It’s time that you stopped sabotaging your own best efforts with negative self-talk.
There are plenty of articles and stories out there that will inform you about the exceptional habits or motivational mantras of individuals who have achieved success in their chosen field.
As inspirational as those articles can be, however, they really only tell about half of the story. Interesting, right?
Instead of being inspired, many will come away with sentiments of dejection and defeat.
That’s known as negative self-talk and we’re all guilty of it from time to time.
Global Resources LLC consultants assert that there are at least four different types of negative self-talk: filtering, personalizing, catastrophizing and polarizing.
Let’s take a look at some of the self-defeating things that we say to ourselves. In recognizing these, let’s make a conscious effort to stop them right away.

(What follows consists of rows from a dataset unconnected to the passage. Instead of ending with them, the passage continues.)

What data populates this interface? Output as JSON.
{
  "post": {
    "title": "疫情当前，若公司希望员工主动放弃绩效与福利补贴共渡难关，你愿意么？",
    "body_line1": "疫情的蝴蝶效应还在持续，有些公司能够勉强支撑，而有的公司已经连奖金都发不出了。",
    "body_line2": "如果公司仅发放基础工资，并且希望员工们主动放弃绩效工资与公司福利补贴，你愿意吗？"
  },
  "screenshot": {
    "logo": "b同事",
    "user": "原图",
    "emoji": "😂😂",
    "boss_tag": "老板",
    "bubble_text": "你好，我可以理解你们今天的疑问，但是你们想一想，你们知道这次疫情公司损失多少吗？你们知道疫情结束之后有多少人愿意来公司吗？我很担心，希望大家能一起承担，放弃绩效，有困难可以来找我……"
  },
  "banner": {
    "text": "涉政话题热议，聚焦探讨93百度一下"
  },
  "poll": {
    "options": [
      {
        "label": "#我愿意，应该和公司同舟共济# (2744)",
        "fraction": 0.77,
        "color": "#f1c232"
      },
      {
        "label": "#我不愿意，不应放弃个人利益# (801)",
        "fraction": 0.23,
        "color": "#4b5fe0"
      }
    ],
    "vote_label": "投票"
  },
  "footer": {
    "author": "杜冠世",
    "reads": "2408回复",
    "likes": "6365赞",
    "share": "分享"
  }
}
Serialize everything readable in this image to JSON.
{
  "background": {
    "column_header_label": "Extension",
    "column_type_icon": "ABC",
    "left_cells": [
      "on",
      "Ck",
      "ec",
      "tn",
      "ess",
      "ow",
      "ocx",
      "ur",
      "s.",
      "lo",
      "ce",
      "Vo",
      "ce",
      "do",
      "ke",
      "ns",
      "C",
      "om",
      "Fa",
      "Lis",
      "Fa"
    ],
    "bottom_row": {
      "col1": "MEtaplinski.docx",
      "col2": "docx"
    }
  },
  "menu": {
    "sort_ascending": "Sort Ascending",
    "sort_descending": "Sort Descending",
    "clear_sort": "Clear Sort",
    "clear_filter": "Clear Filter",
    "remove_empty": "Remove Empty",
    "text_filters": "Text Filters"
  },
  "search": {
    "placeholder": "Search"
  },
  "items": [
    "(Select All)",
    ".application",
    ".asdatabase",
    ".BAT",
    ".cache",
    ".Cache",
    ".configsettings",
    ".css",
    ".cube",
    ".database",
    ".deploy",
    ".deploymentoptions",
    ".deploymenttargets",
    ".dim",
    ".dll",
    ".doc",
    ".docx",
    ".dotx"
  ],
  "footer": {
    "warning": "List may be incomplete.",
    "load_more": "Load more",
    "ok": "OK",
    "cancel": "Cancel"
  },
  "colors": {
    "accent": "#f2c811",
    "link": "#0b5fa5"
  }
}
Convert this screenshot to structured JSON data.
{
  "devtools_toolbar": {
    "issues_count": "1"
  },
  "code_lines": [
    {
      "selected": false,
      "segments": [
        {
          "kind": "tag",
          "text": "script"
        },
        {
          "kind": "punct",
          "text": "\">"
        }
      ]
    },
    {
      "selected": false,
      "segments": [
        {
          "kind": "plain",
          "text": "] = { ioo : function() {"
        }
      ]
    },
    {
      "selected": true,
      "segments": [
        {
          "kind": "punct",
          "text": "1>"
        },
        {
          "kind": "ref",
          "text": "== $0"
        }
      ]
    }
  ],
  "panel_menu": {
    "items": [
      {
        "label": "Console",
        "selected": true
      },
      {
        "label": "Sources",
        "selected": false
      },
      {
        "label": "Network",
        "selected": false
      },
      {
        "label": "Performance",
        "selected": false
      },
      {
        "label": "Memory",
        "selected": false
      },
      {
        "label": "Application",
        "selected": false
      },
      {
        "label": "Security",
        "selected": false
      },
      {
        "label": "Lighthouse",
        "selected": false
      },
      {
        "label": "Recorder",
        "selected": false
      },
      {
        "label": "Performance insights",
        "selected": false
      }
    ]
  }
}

“This person is always doing this to me…”
While you may not realize it, this is actually two forms of negative self-talk in one sentence. On one end, it’s filtering because the speaker has filtered out anything positive about their situation and heightened only the negative. It’s also polarizing, in that the person sees only bad or good (bad, in this case). There is literally no middle ground in this sentence.
“Great, now my whole day is ruined…”
Catastrophizing is when someone takes one negative situation and exaggerates its effects on the bigger picture. It could be something as little as getting your coffee order wrong, and yet you’ll let it bring you down to the point where the expression actually becomes a self-fulfilling prophecy.
“He/she does it just to upset me…”
A personalizing statement means that you’re making something all about yourself (or another specific person) even when that’s really not the case. Keep in mind that most people you encounter really don’t have the time to go out of their way to target you.
“I totally suck at this…”
Sure, you will experience difficulties at times. Having said that, you do yourself no favors when you characterize your situation as something that you totally suck at.
“I’m always in trouble…”
This one is actually laughable. No one is ever “always” in trouble, but having that frame of mind means you will act like it. As a result, this may actually mark you as the type of trouble that no one wants to be around.